【2020年牛客暑假第三场】F题 Fraction Construction Problem

题目链接：https://ac.nowcoder.com/acm/contest/5668/F

题目描述
There are t queries.
In each query, you are given two positive integers$a$ and $b$$(a,b\le 2\times 10^6)$
Please print a line consists of four positive integers $c,d,e,f$satisfying the following constraints:

• $\frac{c}{d}-\frac{e}{f}=\frac{a}{b}$
• $d<b$ and $f<b$
• $1\le c,e\le 4\times 10^{12}$

If there are multiple solutions, you can print anyone.

If there are no solution, please print “-1 -1 -1 -1” in this line.

输入描述
The first line contains one integer $t$ $(1\le t\le 10^5)$ — the number of test cases.

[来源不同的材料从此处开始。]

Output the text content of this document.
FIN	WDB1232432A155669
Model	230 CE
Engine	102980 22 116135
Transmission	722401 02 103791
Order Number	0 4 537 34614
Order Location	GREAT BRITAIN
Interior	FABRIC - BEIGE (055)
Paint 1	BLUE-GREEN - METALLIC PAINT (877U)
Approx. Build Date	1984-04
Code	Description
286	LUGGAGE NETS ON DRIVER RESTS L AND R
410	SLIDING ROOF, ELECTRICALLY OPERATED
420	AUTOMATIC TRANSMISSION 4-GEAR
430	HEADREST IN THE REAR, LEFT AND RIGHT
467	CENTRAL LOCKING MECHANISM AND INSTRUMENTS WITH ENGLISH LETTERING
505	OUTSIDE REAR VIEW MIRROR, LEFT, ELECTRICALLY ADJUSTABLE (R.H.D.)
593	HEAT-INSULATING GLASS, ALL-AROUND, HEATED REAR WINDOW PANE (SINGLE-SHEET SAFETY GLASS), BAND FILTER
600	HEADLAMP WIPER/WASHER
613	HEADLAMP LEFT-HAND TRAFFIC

The only line of each test case contains two integers $a$ and $b$$(a,b\le 2\times 10^6)$

输出描述

For each test case print four integers — $c,d,e,f$. If there are no solution, $c,d,e,f$ should all be $-1$.

输入
$3$
$4$ $1$
$1$ $6$
$37$ $111$

输出
$-1$ $-1$ $-1$ $-1$
$1$ $2$ $1$ $2$
$145$ $87$ $104$ $78$

思路

• 情况一：$b==1$和$b$是质数 无解
• 情况二：$gcd(a,b)!=1$
  假设$k=gcd(a,b)$则存在一组解$(a/k+1,b/k,1,b/k)$
• 情况三：b不是质数
  即b可以分成两个相异质因数相乘，所以先找到$d、f$使得$d\times f=b$且$d、f$互质
  找d，f的方法：先打表3e6以内的素数，然后先找出第一个被b整除的素数，这个数就是d，然后f就是b/d（类似算数基本定理）

在d，f找到之后就开始找c和e了。

已知d*f = b，通分后可得$c\times f-e\times d=a$（d、f、a都知道，求c、e）,求解c和e，即用扩展欧几里得算法。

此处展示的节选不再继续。